Wednesday, February 11, 2009

Times are feelin tough


Well, this has been a tough week for me. I don't know if it is the weather, or that I am sick as usual, or if I am a bit depressed, or that I am just an addict that is looking to blame my problems on someone other than me.
I am thinking that maybe all the above situations apply to me in some form or another. Have you heard the saying when it rains it pours? Well, of course we all have, and it has in my little neck of the woods.
I have been crazy busy with work all day and then I get home and take my son to driving school most evenings and then I pick him up. Last week the only time I spent at my house was to sleep.
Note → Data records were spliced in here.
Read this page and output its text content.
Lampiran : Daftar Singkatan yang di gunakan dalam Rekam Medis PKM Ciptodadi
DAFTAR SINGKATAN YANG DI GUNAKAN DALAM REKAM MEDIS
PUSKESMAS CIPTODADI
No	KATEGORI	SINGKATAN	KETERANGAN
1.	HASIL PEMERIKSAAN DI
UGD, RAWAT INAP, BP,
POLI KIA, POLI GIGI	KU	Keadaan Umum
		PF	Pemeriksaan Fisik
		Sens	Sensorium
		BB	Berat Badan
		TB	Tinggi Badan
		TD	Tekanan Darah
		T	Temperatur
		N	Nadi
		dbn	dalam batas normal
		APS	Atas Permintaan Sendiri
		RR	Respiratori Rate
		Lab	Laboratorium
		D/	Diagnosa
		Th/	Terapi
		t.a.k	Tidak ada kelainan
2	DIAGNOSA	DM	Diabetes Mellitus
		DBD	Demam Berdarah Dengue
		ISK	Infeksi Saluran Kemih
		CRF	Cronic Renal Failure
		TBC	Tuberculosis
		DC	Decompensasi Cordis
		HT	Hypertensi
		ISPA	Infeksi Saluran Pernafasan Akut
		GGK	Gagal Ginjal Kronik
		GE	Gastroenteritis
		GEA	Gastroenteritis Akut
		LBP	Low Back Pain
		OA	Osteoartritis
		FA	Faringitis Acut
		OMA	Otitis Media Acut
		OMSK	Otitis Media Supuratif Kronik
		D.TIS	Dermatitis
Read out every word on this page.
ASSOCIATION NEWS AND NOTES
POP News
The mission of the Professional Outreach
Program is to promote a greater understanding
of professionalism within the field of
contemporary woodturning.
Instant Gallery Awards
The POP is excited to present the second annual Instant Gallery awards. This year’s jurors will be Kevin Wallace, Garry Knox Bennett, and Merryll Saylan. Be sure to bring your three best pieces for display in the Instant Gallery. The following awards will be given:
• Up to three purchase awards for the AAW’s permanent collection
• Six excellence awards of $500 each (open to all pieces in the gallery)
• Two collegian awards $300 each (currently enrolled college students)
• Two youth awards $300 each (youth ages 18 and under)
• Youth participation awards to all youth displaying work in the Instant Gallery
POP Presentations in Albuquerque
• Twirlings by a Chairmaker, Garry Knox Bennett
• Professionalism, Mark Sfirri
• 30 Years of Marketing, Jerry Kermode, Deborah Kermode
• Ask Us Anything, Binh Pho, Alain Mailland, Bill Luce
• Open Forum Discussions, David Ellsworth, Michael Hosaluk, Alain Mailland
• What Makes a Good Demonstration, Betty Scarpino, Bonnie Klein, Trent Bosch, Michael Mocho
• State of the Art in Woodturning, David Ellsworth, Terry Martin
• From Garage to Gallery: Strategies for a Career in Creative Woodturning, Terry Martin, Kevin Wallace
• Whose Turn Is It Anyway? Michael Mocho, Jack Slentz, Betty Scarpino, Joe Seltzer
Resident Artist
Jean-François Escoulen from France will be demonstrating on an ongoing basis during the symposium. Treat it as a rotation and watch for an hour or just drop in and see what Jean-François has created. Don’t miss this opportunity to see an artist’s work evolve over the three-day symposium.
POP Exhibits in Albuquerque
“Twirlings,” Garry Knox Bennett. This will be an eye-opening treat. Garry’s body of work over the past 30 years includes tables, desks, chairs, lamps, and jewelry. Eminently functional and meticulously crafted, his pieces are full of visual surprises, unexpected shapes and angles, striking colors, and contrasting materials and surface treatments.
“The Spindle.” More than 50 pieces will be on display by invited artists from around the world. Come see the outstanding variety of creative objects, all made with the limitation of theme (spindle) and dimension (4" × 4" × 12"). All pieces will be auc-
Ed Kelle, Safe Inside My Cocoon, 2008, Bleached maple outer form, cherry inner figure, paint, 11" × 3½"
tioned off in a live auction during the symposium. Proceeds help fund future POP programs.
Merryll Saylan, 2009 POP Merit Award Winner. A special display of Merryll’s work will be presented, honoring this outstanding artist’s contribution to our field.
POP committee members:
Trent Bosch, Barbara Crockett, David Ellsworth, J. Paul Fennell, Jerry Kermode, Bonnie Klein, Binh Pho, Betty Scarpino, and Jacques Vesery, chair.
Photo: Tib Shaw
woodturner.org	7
I have two weeks worth of laundry that I am slowly trying to catch up on, and my schedule is just as busy this week too. But wait, there's more. My son is sick, he has an infection that the doctor seems to think I passed on to him, and I have my infection that antibiotics isn't fighting.
So, this happens to the best of us, I know, but my eating habits is tied to my feelings and I am a food addict. That is just as bad as being into drugs or alcohol. Last week, I started making excuses as to why I shouldn't have to keep following the diet plan. I was blaming everyone else in my diet group for not following, so why should I?
Crazy, huh? I am the one that needs to lose MY weight and no one else can do it for me so whether they are doing something or not (and I don't really know if they are) should not hinder my progress.
Every once in awhile I get to feeling this way and all the things that are not good for me is what I want. This attitude is not just in my eating habits in is in every aspect of my life right now.
So while I am on here whining about my problems, all is not lost. I have a couple of friends who are talking to me to help me through this.
Thanks to them, I am slowly getting back on track, I am staying on my diet this week, but it is a chore. Sometimes, that is just the way it is.
So, progress report...I gained 1 1/2 pounds this week, not too bad considering what I am going through. Let's hope that next week I will be in a different frame of mind or this will be one pathetic blog for you all to read.
So until next time, I hope to gain nothing but knowledge and lose nothing but weight.

4 comments:

Anonymous said...

Rhonda, this started out sounding pathetic, but the good news???? YOU recognized what was going on. Yeah for you. Before, you would have kept on blaming everyone and went off the deep end. This time you realize that the blame goes to you. Don't beat yourself up.. we all go through this. Just think about this: Even though you have had a hetic week, and I know you have, it would have been just as hetic even if you had not lost 39 pounds. You are doing wonderful and I am proud of you. Hope you have a better week and make better choices this week. And may next week be even better. Love you, Sharon

Anonymous said...

I am an intelligent person. I will control my emotions and not let my emotions control me. Every time I am tempted to use food to satisfy my frustruated desires, build up my injured ego, or dull my senses, I will remember that even though I overeat in private my excess poundage is there for all to see.
I WILL TAKE OFF POUNDS SENSIBLY!

Anonymous said...

the world

Anonymous said...

I realize that this is terribly difficult. You are going to be a much stronger person when you have reached your goal. Keep your head on straight. You are smarter than this thing that has got you down.